As Ottawa prepares to receive George W. Bush in the next few months, expect lots of lectures about how vital Canada-U.S. trade is and how devastated we’d be if the president were to suddenly shut down the border.
This is designed to convince us of the need to walk on eggshells when he gets here, keep protesters out of sight and perhaps whisk outspoken Liberal MP Carolyn Parrish to an undisclosed location outside the capital.
It will be easy to lose sight of an obvious truth — the U.S. trades with us not because Bush has fond feelings for our political leaders or thinks Canadians are nice people who really like him. It trades with us because it’s in the U.S. interest to do so.
I know this doesn’t fit with the view that world events turn on the rapport between political leaders. We’re told, for instance, that it was Brian Mulroney’s Irish charm that convinced Ronald Reagan to support the Canada-U.S. free-trade deal, the forerunner of NAFTA.

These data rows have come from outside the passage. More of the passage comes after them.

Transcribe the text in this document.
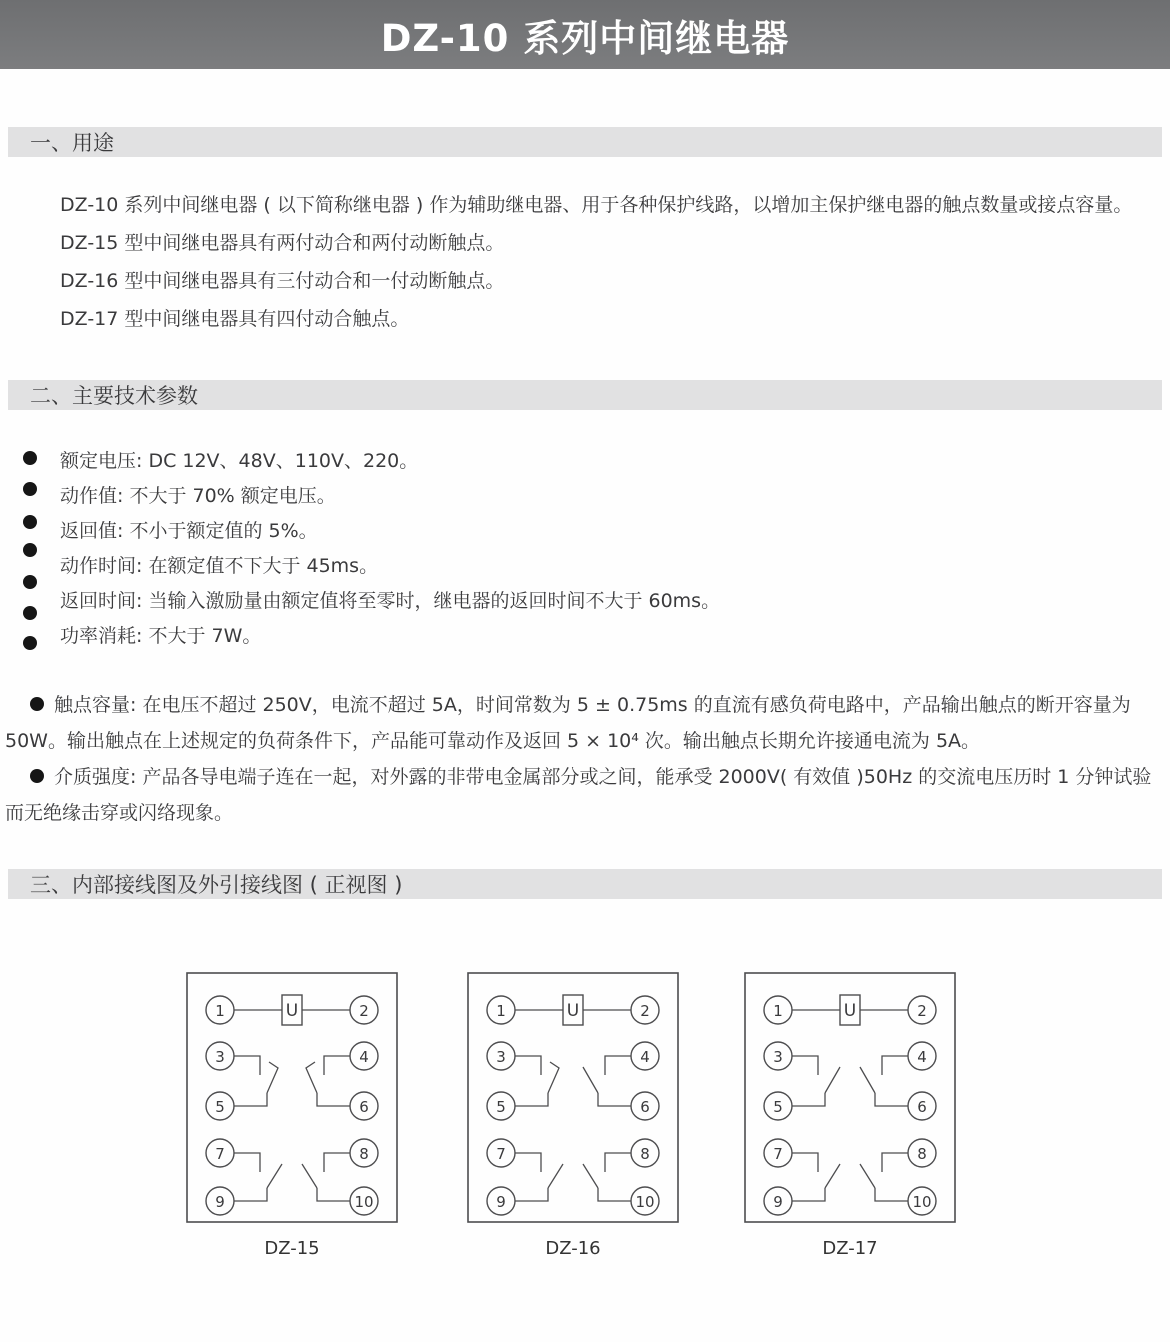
DZ-10 系列中间继电器
一、用途

DZ-10 系列中间继电器 ( 以下简称继电器 ) 作为辅助继电器、用于各种保护线路，以增加主保护继电器的触点数量或接点容量。

DZ-15 型中间继电器具有两付动合和两付动断触点。

DZ-16 型中间继电器具有三付动合和一付动断触点。

DZ-17 型中间继电器具有四付动合触点。

二、主要技术参数
额定电压: DC 12V、48V、110V、220。
动作值: 不大于 70% 额定电压。
返回值: 不小于额定值的 5%。
动作时间: 在额定值不下大于 45ms。
返回时间: 当输入激励量由额定值将至零时，继电器的返回时间不大于 60ms。
功率消耗: 不大于 7W。

触点容量: 在电压不超过 250V，电流不超过 5A，时间常数为 5 ± 0.75ms 的直流有感负荷电路中，产品输出触点的断开容量为 50W。输出触点在上述规定的负荷条件下，产品能可靠动作及返回 5 × 10⁴ 次。输出触点长期允许接通电流为 5A。

介质强度: 产品各导电端子连在一起，对外露的非带电金属部分或之间，能承受 2000V( 有效值 )50Hz 的交流电压历时 1 分钟试验而无绝缘击穿或闪络现象。

三、内部接线图及外引接线图 ( 正视图 )
U
1	2
3	4
5	6
7	8
9	10
DZ-15
U
1	2
3	4
5	6
7	8
9	10
DZ-16
U
1	2
3	4
5	6
7	8
9	10
DZ-17
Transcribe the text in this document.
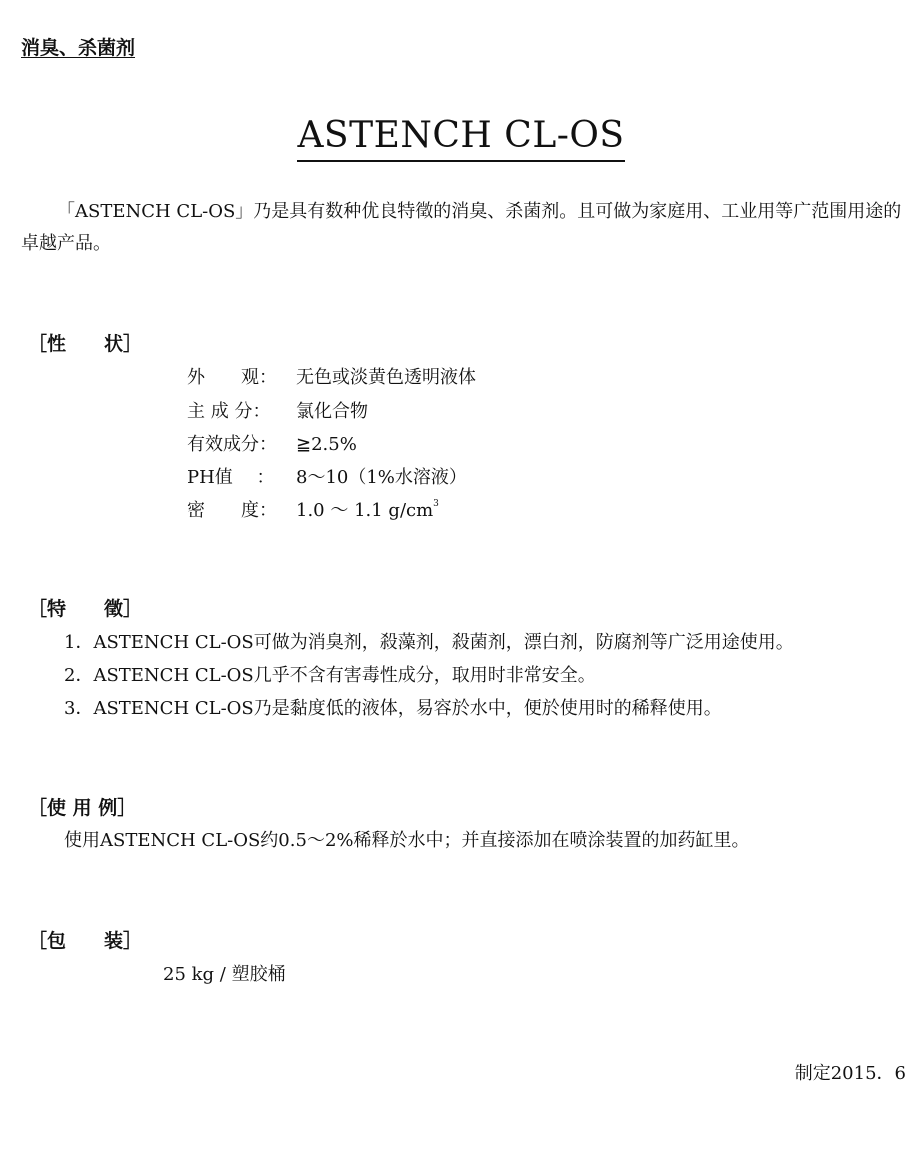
消臭、杀菌剂
ASTENCH CL-OS
「ASTENCH CL-OS」乃是具有数种优良特徵的消臭、杀菌剂。且可做为家庭用、工业用等广范围用途的卓越产品。
［性　　状］
外　　观： 无色或淡黄色透明液体
主 成 分： 氯化合物
有效成分： ≧2.5%
PH值　 ： 8～10（1%水溶液）
密　　度： 1.0 ～ 1.1 $g/cm^3$
［特　　徵］
1．ASTENCH CL-OS可做为消臭剂，殺藻剂，殺菌剂，漂白剂，防腐剂等广泛用途使用。
2．ASTENCH CL-OS几乎不含有害毒性成分，取用时非常安全。
3．ASTENCH CL-OS乃是黏度低的液体，易容於水中，便於使用时的稀释使用。
［使 用 例］
使用ASTENCH CL-OS约0.5～2%稀释於水中；并直接添加在喷涂装置的加药缸里。
［包　　装］
25 kg / 塑胶桶
制定2015．6
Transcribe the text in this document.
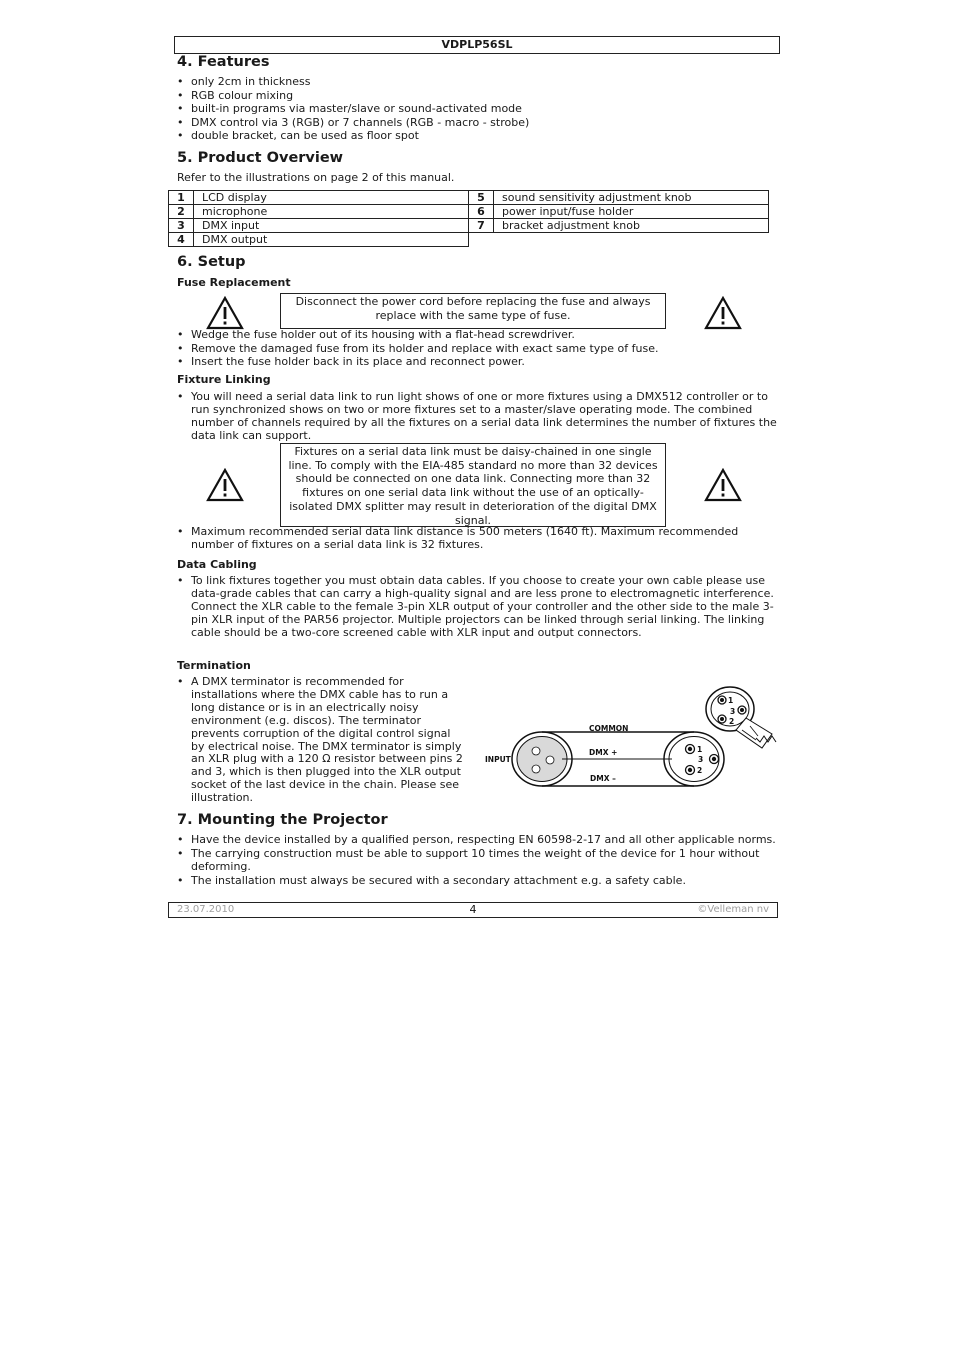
VDPLP56SL
4. Features
• only 2cm in thickness
• RGB colour mixing
• built-in programs via master/slave or sound-activated mode
• DMX control via 3 (RGB) or 7 channels (RGB - macro - strobe)
• double bracket, can be used as floor spot
5. Product Overview
Refer to the illustrations on page 2 of this manual.
1	LCD display	5	sound sensitivity adjustment knob
2	microphone	6	power input/fuse holder
3	DMX input	7	bracket adjustment knob
4	DMX output		
6. Setup
Fuse Replacement
Disconnect the power cord before replacing the fuse and always replace with the same type of fuse.
• Wedge the fuse holder out of its housing with a flat-head screwdriver.
• Remove the damaged fuse from its holder and replace with exact same type of fuse.
• Insert the fuse holder back in its place and reconnect power.
Fixture Linking
• You will need a serial data link to run light shows of one or more fixtures using a DMX512 controller or to run synchronized shows on two or more fixtures set to a master/slave operating mode. The combined number of channels required by all the fixtures on a serial data link determines the number of fixtures the data link can support.
Fixtures on a serial data link must be daisy-chained in one single line. To comply with the EIA-485 standard no more than 32 devices should be connected on one data link. Connecting more than 32 fixtures on one serial data link without the use of an optically-isolated DMX splitter may result in deterioration of the digital DMX signal.
• Maximum recommended serial data link distance is 500 meters (1640 ft). Maximum recommended number of fixtures on a serial data link is 32 fixtures.
Data Cabling
• To link fixtures together you must obtain data cables. If you choose to create your own cable please use data-grade cables that can carry a high-quality signal and are less prone to electromagnetic interference. Connect the XLR cable to the female 3-pin XLR output of your controller and the other side to the male 3-pin XLR input of the PAR56 projector. Multiple projectors can be linked through serial linking. The linking cable should be a two-core screened cable with XLR input and output connectors.
Termination
• A DMX terminator is recommended for installations where the DMX cable has to run a long distance or is in an electrically noisy environment (e.g. discos). The terminator prevents corruption of the digital control signal by electrical noise. The DMX terminator is simply an XLR plug with a 120 Ω resistor between pins 2 and 3, which is then plugged into the XLR output socket of the last device in the chain. Please see illustration.
INPUT
COMMON
DMX +
DMX –
1
2
3
1
2
3
7. Mounting the Projector
• Have the device installed by a qualified person, respecting EN 60598-2-17 and all other applicable norms.
• The carrying construction must be able to support 10 times the weight of the device for 1 hour without deforming.
• The installation must always be secured with a secondary attachment e.g. a safety cable.
23.07.2010	4	©Velleman nv
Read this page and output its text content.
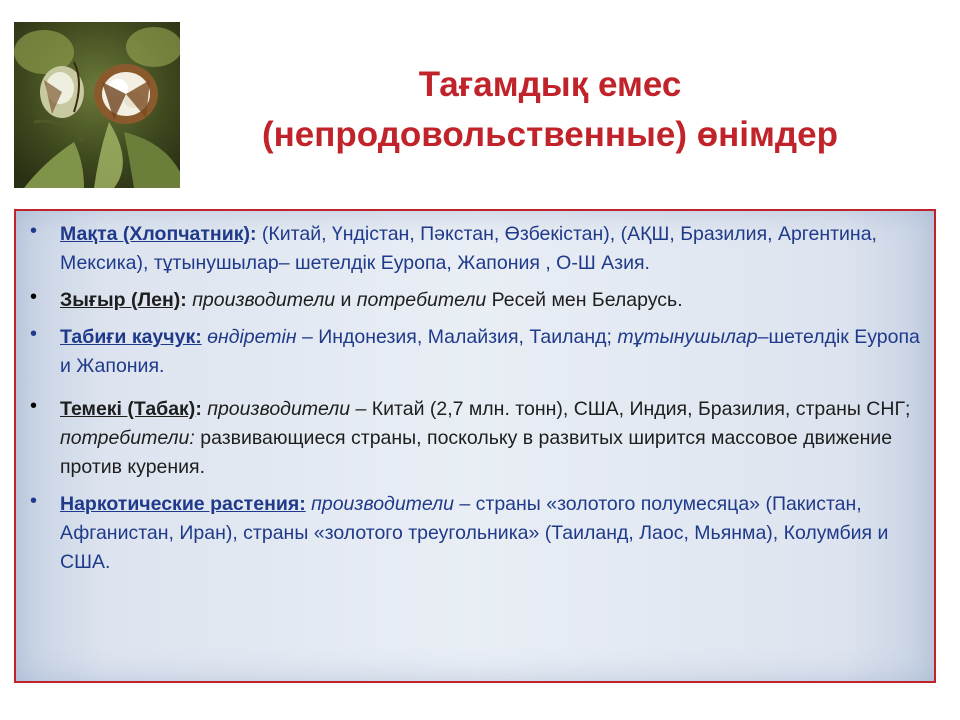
Тағамдық емес
(непродовольственные) өнімдер
• Мақта (Хлопчатник): (Китай, Үндістан, Пәкстан, Өзбекістан), (АҚШ, Бразилия, Аргентина, Мексика), тұтынушылар– шетелдік Еуропа, Жапония , О-Ш Азия.
• Зығыр (Лен): производители и потребители Ресей мен Беларусь.
• Табиғи каучук: өндіретін – Индонезия, Малайзия, Таиланд; тұтынушылар–шетелдік Еуропа и Жапония.
• Темекі (Табак): производители – Китай (2,7 млн. тонн), США, Индия, Бразилия, страны СНГ; потребители: развивающиеся страны, поскольку в развитых ширится массовое движение против курения.
• Наркотические растения: производители – страны «золотого полумесяца» (Пакистан, Афганистан, Иран), страны «золотого треугольника» (Таиланд, Лаос, Мьянма), Колумбия и США.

And we’re now told that it’s essential Prime Minister Paul Martin be accommodating so Bush will feel fondly towards Canadians whenever he’s contemplating slamming the border shut.
In fact, Bush has no intention of slamming the border shut. That would cut off his Number 1 source of energy.
Commentators here tend to stress how much bigger and more powerful the U.S. is, and how desperately we want access to the American market. True, but the U.S. desperately wants access to our energy.
Few things are more important to U.S. policymakers — particularly in the Bush administration — than access to energy. Their hopes of remaining the dominant superpower, economically and militarily, hinge on access to this most essential commodity. But there’s a problem.
Notwithstanding images of swaggering Texas oilmen and Jed Clampett’s backyard gusher, the U.S. is short on oil.
It has three per cent of the world’s oil. But, with their voracious energy appetites, Americans consume 25 per cent of the world’s oil. This leaves them heavily dependent on foreign sources. Each year they became more dependent. They now import more than half of all their oil.
This explains why one of the first things Dick Cheney did after assuming the vice-presidency was set up a top-level task force on America’s energy security, chaired by himself.
It also explains why, long before 9/11 and the launching of the “war on terror,” Cheney and other top figures in the Bush administration were focused on Iraq — the largest remaining untapped oil bonanza on Earth.
But their attention also focused northward. Far from the mayhem of the Middle East lie the vast oil and gas reserves of Canada. Such a co-operative little country. So eager to please. Not an insurgent in sight.
Washington has long coveted our ample energy resources, and it scored a huge victory in the early ’90s when it got Ottawa to agree to a provision in NAFTA that prevents us from cutting back our energy exports to the U.S., unless we cut our own consumption by the same amount. So, even if there were a severe oil shortage in parts of Canada, we wouldn’t be allowed to cut oil exports to the U.S. and redirect them to shivering Canadians.
This was a stunning capitulation on Canada’s part. Not that we don’t want to sell our energy south of the border. But why would we be willing to give up our ultimate control over such a precious resource, especially one that may well become scarce in the coming decades?
It’s easy to see why NAFTA was regarded as a breakthrough in the U.S., making Canada its largest and most secure supplier of energy.
So it wasn’t really Mulroney’s Irish charm that won the day. American planners had long dreamed of getting secure access to our energy. Even Reagan could grasp that.
Now the U.S. is back for more. This time it’s pushing for a full continental energy pact, under which, among other things, our electricity grids and environmental review processes could be integrated.
And it looks like Canada is once again likely to oblige.
Canada is currently participating in a task force, along with the U.S. and Mexico, to plan the expansion of NAFTA, including a continental energy pact. The task force includes some of Canada’s most prominent advocates for deeper Canada-U.S. integration, such as former deputy prime Minister John Manley and business lobbyist Tom d’Aquino.
So it looks like the Americans are about to secure even greater access to our energy. And they’ll have done it without sending in a single troop. The only loose cannon they’ll have to face is Parrish.